The most common family portrait of machine learning you might see consists of following three members – 1) Supervised Learning 2) Unsupervised Learning 3) Reinforcement Learning. But what if I tell you that there is a distant and not so popular cousin missing here. It’s name is Semi Supervised Learning.
Semi Supervised Learning though not very commonly known to beginners still has a very important role to play in machine learning as it deals with the most common and practical problem of data collection – labeled data.
In this post we will understand what is the need for semi supervised learning and give a gentle introduction to it.
Before we jump directly into our main topic of discussion, let us discuss some of the key concepts and build step by step understanding of why we need semi supervised learning.
A data is labeled when it has a description or annotation associated with it. A label helps to determine what the data is all about or what is the class of data. Caption of animal images, loan status of the applications are some typical example of labels.
When data is not labeled it is known as unlabeled data. Without a label we cannot straight away let machine know the information about the data or it’s class. So this means, animal images without captions, loan application data without the details of loan status are examples of unlabeled data.
This is the branch of machine learning which trains on historical data that is labeled and creates a model that can classify the same labels for new unseen data.
In our example, based on it’s earlier training on already labeled data supervised Learning model can –
- Determine the caption of new images
- Decide whether to approve or reject the new loan application
In this type of learning, the data is not labeled and neither there is any training phase. It creates a model that tries to understand hidden pattern within the unlabeled data.

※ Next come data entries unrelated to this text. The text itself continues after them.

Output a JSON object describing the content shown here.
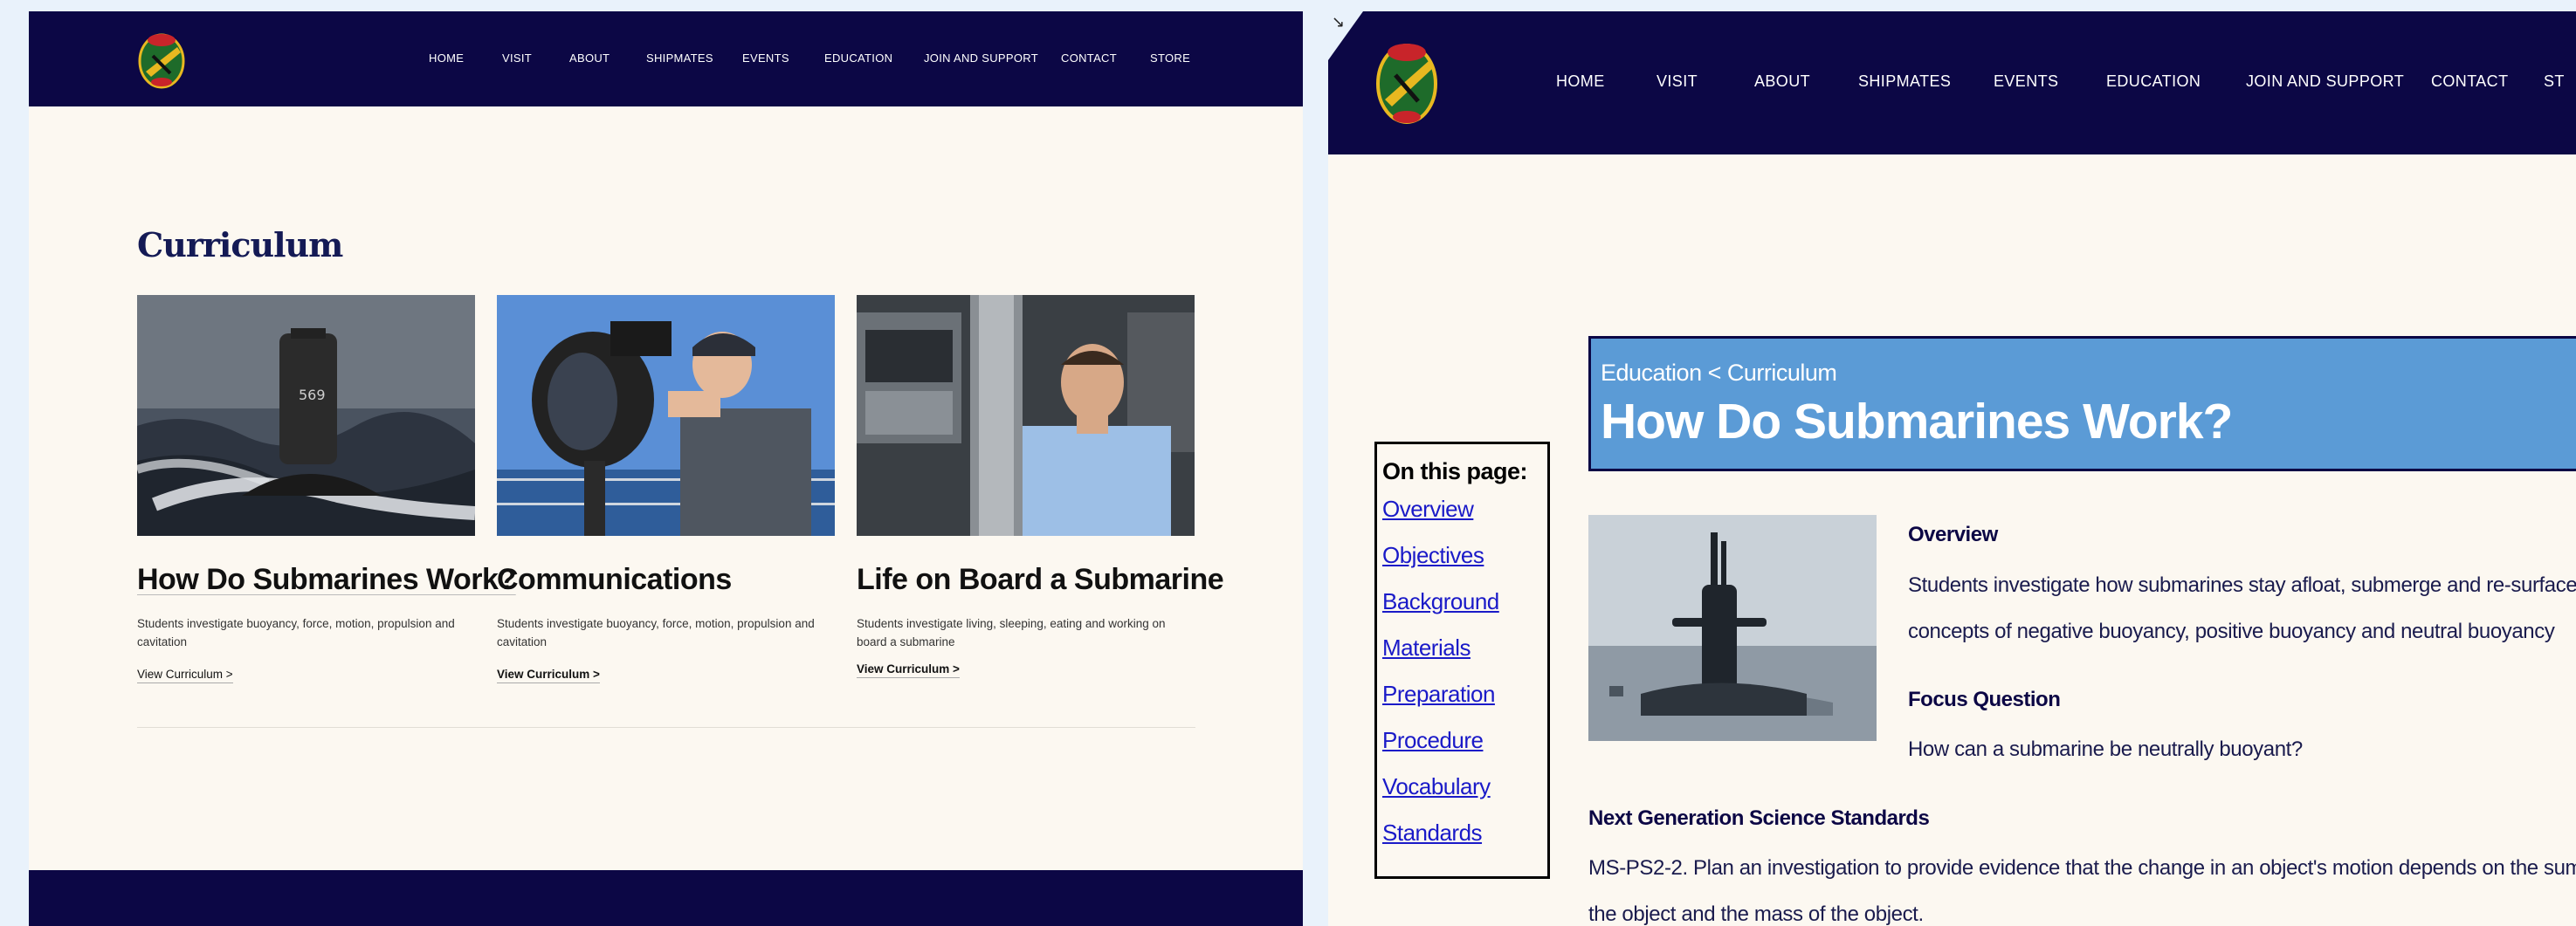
{
  "left": {
    "nav": [
      "HOME",
      "VISIT",
      "ABOUT",
      "SHIPMATES",
      "EVENTS",
      "EDUCATION",
      "JOIN AND SUPPORT",
      "CONTACT",
      "STORE"
    ],
    "section_title": "Curriculum",
    "cards": [
      {
        "title": "How Do Submarines Work?",
        "description": "Students investigate buoyancy, force, motion, propulsion and cavitation",
        "link": "View Curriculum >"
      },
      {
        "title": "Communications",
        "description": "Students investigate buoyancy, force, motion, propulsion and cavitation",
        "link": "View Curriculum >"
      },
      {
        "title": "Life on Board a Submarine",
        "description": "Students investigate living, sleeping, eating and working on board a submarine",
        "link": "View Curriculum >"
      }
    ],
    "sail_number": "569"
  },
  "right": {
    "nav": [
      "HOME",
      "VISIT",
      "ABOUT",
      "SHIPMATES",
      "EVENTS",
      "EDUCATION",
      "JOIN AND SUPPORT",
      "CONTACT",
      "ST"
    ],
    "toc": {
      "heading": "On this page:",
      "links": [
        "Overview",
        "Objectives",
        "Background",
        "Materials",
        "Preparation",
        "Procedure",
        "Vocabulary",
        "Standards"
      ]
    },
    "breadcrumb": "Education < Curriculum",
    "page_title": "How Do Submarines Work?",
    "overview": {
      "heading": "Overview",
      "line1": "Students investigate how submarines stay afloat, submerge and re-surface, learning",
      "line2": "concepts of negative buoyancy, positive buoyancy and neutral buoyancy"
    },
    "focus": {
      "heading": "Focus Question",
      "text": "How can a submarine be neutrally buoyant?"
    },
    "ngss": {
      "heading": "Next Generation Science Standards",
      "line1": "MS-PS2-2. Plan an investigation to provide evidence that the change in an object's motion depends on the sum of the force",
      "line2": "the object and the mass of the object."
    }
  },
  "colors": {
    "navy": "#0c0745",
    "cream": "#fcf8f1",
    "banner_blue": "#5b9bd6",
    "link_blue": "#1a1ac8"
  }
}
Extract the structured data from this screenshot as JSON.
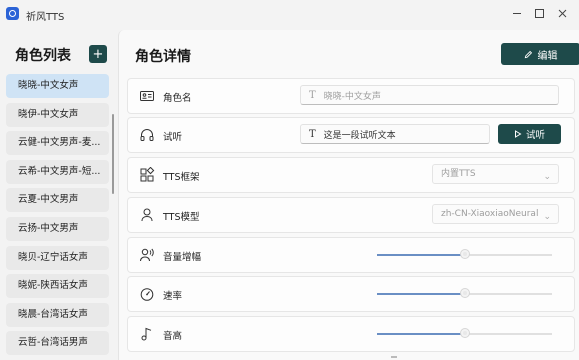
{
  "window": {
    "title": "祈风TTS"
  },
  "sidebar": {
    "title": "角色列表",
    "add_label": "+",
    "items": [
      {
        "label": "晓晓-中文女声",
        "selected": true
      },
      {
        "label": "晓伊-中文女声"
      },
      {
        "label": "云健-中文男声-麦..."
      },
      {
        "label": "云希-中文男声-短..."
      },
      {
        "label": "云夏-中文男声"
      },
      {
        "label": "云扬-中文男声"
      },
      {
        "label": "晓贝-辽宁话女声"
      },
      {
        "label": "晓妮-陕西话女声"
      },
      {
        "label": "晓晨-台湾话女声"
      },
      {
        "label": "云哲-台湾话男声"
      }
    ]
  },
  "detail": {
    "title": "角色详情",
    "edit_label": "编辑",
    "name": {
      "label": "角色名",
      "placeholder": "晓晓-中文女声"
    },
    "listen": {
      "label": "试听",
      "value": "这是一段试听文本",
      "button_label": "试听"
    },
    "framework": {
      "label": "TTS框架",
      "value": "内置TTS"
    },
    "model": {
      "label": "TTS模型",
      "value": "zh-CN-XiaoxiaoNeural"
    },
    "volume": {
      "label": "音量增幅",
      "level": 0.5
    },
    "speed": {
      "label": "速率",
      "level": 0.5
    },
    "pitch": {
      "label": "音高",
      "level": 0.5
    }
  },
  "colors": {
    "accent": "#1e4a4a",
    "selected": "#cfe3f5",
    "slider_fill": "#6a8fc4"
  }
}
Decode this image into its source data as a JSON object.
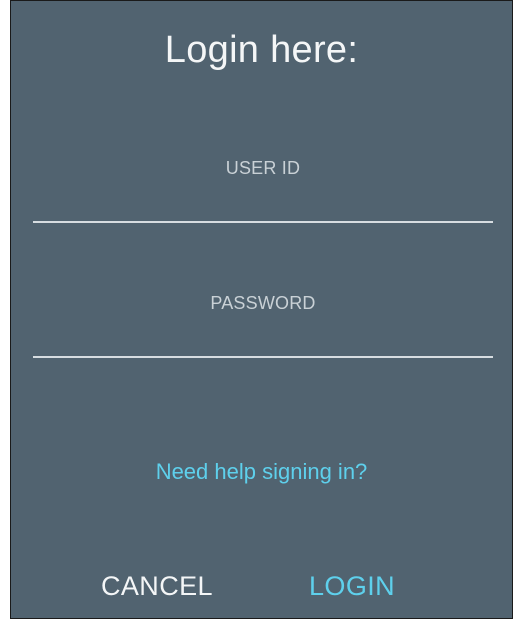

For more in depth comparison between supervised and unsupervised learning check below post –
Labeled Data is expensive !!
As you can see, the first and foremost prerequisite of supervised learning is that we should have some data which is already labeled so that it can train on it. But acquiring a labeled data is not always easy. Let us see how we can get label data for our two on going examples here.
Labeling Animal Images – This will need resource intensive manual effort of labeling each image individually one by one. For good training it generally requires plenty of images (in thousands). So imaging how expensive it would be to label the entire image data set.
Labeling Loan Applications – The labels (approved/rejected) of past loan applications will most likely be available in the banking system itself and can be easily extracted with minimal manual effort.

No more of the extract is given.